Question 4 True / False
In an L-attributed grammar, an attribute on a node can depend on the attributes of its right siblings.
TTrue
FFalse
Answer: False
L-attributed grammars allow inherited attributes to depend only on the PARENT's attributes and on LEFT siblings' attributes (already processed in a left-to-right traversal). Dependence on right siblings would require knowing those attributes before they've been processed, violating the left-to-right evaluation order. This restriction is precisely what allows L-attributed grammars to be evaluated in a single left-to-right pass — making them compatible with top-down parsing.
Question 5 Short Answer
What is the practical difference between a synthesized and an inherited attribute, and why does this distinction affect how you can evaluate a grammar in a single pass?
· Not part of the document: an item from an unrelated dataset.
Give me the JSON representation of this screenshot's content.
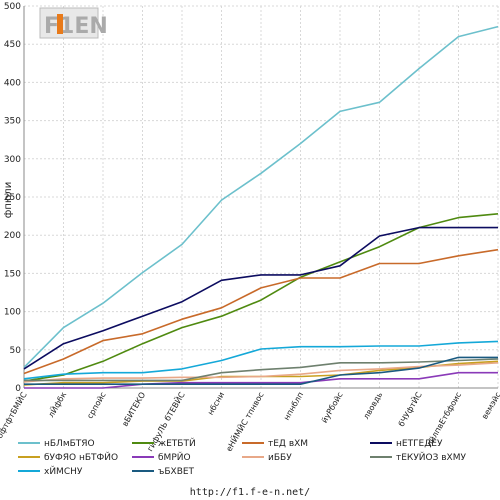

Think about your answer, then reveal below.
Model answer: A synthesized attribute is computed from a node's children and flows upward to the parent; it can be evaluated in a single bottom-up pass because children are always ready before their parents. An inherited attribute is computed from a node's parent or left siblings and flows downward; it requires that context above or to the left already be processed. When a grammar mixes both, the evaluation order must respect all dependencies — which may require multiple passes or a carefully constrained dependency structure (like L-attributed grammars) to ensure a single pass remains possible.
The distinction directly determines pass structure. Pure synthesized (S-attributed): one bottom-up pass. Mixed with inherited but L-attributed: one left-to-right pass. Arbitrary inherited attributes with cycles or right-sibling dependencies: multiple passes or might be unevaluable. Compiler designers care because one-pass evaluation is fast and simple; multi-pass evaluation adds complexity.